I was also grateful that Vasantha Senanayake, without making a great point of it, arranged much bridge for me in the days immediately after the funeral. He was by far, to my mind, the most interesting and intelligent of the other new members of Parliament, and it was an added bonus that his great-grandfather and my grandfather had been the best of friends. These were, respectively, D S Senanayake and C L Wickremesinghe, the latter having been Government Agent at Anuradhapura when D S embarked on his thoughtful schemes to restore the tanks in the North Central Province and encourage new settlements and develop agriculture. Vasantha never ceased to remind me that I was of an older generation, and that he was in fact the cousin of my niece.

D S and C L and their wives had played bridge together regularly, and Vasantha and I had felt that one of the marks of the decline of civilization was that no one else in the Parliament played bridge. We had had hopes of Mr Swaminathan, who belonged to Sir Ponnambalam Ramanathan’s family but, decent stick that he is, he proved a great disappointment in this as in much else. And the last representatives of the old left were clearly not a patch on the giants of the past such as N M Perera.

My cousin Rohan, Theja’s younger brother, had flown to Colombo when my brother did, and was with Theja and me in the room when my father died. He had asked to arrange the 7th day almsgiving, which was good of him since I had felt bad about there not having been Buddhist rites at the funeral, given my sister’s deep commitment to a Christian perspective.

Rohan did a great job, making sure that everyone who cared was informed, both for the bana on the night of the 7th, and then for the almsgiving the next day. That was attended by both the President, and the Leader of the Opposition, who had spent much time at home when my father died, . Though my father, like me, found Ranil’s politics worrying, there was a close personal tie between them, and Ranil’s grief was most moving.

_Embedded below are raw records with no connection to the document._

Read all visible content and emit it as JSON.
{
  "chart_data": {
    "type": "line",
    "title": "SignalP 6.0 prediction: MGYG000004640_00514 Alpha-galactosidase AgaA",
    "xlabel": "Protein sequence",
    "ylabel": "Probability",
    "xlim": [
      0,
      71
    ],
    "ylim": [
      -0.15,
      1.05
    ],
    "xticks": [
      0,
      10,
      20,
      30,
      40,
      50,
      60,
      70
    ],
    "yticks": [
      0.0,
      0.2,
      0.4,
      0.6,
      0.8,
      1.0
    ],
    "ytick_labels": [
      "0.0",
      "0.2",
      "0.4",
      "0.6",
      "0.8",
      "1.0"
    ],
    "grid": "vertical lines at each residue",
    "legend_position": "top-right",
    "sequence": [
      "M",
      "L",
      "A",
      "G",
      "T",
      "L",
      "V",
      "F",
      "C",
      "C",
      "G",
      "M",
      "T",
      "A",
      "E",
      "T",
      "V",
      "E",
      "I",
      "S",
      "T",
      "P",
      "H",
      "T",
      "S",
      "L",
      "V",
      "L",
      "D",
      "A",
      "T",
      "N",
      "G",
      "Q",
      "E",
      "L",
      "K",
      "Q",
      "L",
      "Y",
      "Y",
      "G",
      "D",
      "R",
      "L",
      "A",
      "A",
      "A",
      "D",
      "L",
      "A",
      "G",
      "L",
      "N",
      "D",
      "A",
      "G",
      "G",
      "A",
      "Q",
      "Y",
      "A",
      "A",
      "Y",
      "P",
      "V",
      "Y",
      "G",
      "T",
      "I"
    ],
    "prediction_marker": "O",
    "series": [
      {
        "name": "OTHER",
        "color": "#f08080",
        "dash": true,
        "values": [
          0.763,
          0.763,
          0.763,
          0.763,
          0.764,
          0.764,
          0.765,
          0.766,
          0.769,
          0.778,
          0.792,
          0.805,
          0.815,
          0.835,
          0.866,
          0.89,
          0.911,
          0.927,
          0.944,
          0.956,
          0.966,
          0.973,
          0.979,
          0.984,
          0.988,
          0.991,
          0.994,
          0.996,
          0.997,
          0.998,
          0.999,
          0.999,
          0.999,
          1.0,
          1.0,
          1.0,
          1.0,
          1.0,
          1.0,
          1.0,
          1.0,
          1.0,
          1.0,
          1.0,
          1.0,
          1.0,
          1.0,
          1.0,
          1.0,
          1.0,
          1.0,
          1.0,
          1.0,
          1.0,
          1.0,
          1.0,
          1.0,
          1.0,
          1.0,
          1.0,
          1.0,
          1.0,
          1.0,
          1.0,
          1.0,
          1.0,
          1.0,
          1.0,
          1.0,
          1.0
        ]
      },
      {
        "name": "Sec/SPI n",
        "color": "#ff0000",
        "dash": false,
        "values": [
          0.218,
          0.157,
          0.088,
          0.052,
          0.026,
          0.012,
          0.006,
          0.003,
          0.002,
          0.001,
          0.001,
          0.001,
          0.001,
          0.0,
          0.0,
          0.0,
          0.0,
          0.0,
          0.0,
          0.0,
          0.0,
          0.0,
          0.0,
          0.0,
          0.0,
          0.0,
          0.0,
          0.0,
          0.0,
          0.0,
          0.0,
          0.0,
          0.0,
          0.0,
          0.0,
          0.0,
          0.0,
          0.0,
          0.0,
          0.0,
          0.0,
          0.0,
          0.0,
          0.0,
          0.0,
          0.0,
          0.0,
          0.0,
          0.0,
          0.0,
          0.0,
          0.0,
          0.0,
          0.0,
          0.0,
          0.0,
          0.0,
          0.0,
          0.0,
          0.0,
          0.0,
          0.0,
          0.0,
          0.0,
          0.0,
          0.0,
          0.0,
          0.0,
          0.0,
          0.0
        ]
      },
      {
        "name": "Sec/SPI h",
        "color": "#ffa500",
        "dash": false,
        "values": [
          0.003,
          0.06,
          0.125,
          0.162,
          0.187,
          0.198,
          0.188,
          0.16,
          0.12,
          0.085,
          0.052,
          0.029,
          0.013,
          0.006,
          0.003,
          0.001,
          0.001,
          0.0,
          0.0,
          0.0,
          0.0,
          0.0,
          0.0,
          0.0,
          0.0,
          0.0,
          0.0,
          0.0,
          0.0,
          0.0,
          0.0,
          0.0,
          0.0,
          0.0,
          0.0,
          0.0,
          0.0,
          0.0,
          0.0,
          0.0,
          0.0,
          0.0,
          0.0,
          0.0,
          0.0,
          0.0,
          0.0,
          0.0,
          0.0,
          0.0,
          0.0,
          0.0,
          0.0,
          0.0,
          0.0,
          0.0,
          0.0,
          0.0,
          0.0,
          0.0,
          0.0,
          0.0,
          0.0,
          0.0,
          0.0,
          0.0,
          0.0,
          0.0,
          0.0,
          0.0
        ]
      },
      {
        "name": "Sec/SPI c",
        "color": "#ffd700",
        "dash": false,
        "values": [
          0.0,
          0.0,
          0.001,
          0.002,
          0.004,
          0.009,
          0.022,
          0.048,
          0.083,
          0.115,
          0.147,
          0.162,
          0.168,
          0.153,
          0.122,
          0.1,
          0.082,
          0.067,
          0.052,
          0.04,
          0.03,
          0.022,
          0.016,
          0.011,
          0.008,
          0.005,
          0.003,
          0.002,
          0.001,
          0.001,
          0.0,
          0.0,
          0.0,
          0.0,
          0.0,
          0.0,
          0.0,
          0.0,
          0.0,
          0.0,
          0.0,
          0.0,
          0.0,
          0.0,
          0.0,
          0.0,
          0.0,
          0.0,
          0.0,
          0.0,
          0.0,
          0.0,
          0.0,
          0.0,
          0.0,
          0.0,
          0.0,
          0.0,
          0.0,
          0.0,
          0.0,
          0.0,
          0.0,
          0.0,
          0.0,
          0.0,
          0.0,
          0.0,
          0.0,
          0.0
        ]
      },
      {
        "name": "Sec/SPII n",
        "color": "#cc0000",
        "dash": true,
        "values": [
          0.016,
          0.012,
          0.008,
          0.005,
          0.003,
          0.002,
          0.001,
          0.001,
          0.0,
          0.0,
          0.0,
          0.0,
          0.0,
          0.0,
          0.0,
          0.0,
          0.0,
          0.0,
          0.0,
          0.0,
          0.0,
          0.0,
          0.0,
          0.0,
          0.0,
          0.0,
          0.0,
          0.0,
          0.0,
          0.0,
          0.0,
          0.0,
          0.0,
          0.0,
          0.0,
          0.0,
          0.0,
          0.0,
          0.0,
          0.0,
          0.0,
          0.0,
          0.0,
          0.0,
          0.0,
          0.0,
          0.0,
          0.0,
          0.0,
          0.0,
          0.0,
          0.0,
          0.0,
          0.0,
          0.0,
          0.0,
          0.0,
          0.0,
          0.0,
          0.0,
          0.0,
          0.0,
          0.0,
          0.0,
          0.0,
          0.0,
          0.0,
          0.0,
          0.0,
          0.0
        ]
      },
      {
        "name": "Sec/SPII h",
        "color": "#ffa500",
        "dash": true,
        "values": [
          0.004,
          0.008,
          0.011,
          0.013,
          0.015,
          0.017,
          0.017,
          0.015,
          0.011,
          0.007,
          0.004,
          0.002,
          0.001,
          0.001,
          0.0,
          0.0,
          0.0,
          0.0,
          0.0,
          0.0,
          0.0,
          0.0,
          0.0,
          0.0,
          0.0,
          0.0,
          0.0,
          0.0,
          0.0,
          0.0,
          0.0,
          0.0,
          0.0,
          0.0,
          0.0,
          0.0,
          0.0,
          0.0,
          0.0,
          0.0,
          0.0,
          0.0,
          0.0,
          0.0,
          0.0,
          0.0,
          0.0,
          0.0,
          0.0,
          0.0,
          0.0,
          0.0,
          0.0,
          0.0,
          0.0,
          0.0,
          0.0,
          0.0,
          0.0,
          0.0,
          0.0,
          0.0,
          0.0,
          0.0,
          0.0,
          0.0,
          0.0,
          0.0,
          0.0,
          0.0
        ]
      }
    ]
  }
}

The President had not come to the funeral, but had called to say he was held up in Uva, where he was campaigning for the Provincial Council election. He had in fact tried to fly to Colombo when he heard of the death, but the weather had made this impossible. I fully understood his not being able to come, given the parlous state of the government’s campaign and the fact that he was now about the only popular politician on the government side. And his wife had come, and also the Speaker, while Gotabhaya, who got on very well with my father, came to the house and also to the funeral. Basil, understandably enough, came to neither, nor did Namal, though he too called to express his regrets.

My sister however was not pleased that the President had not been there the week before, and said so to him at the almsgiving. But for me what was saddest was how exhausted he looked. I told him then that I understood his not coming, and expressed appreciation of the fact that he had registered his affection when it meant something to my father, as when he had called from the Seychelles on his birthday.

Given what I was hearing about what was happening in Uva, and the sheer exhaustion of the President’s face, I have no doubt that, had he been properly advised, he would not have continued to rely on his own popularity and precipitated an early election when those he had placed in authority commanded neither respect nor affection. But sadly for him, the machine had taken over by then, the greed of those who were using him as a cash cow for their own aggrandizement. And I thought again how sad it was that my father had been too old to advise him in the last few years. Chamal had called when the crisis arose over the impeachment, and my father had I think given sensible advice, but he had not been sharp enough to get his point across forcefully, and without proper guidance the government had floundered from crisis to crisis in the last couple of years.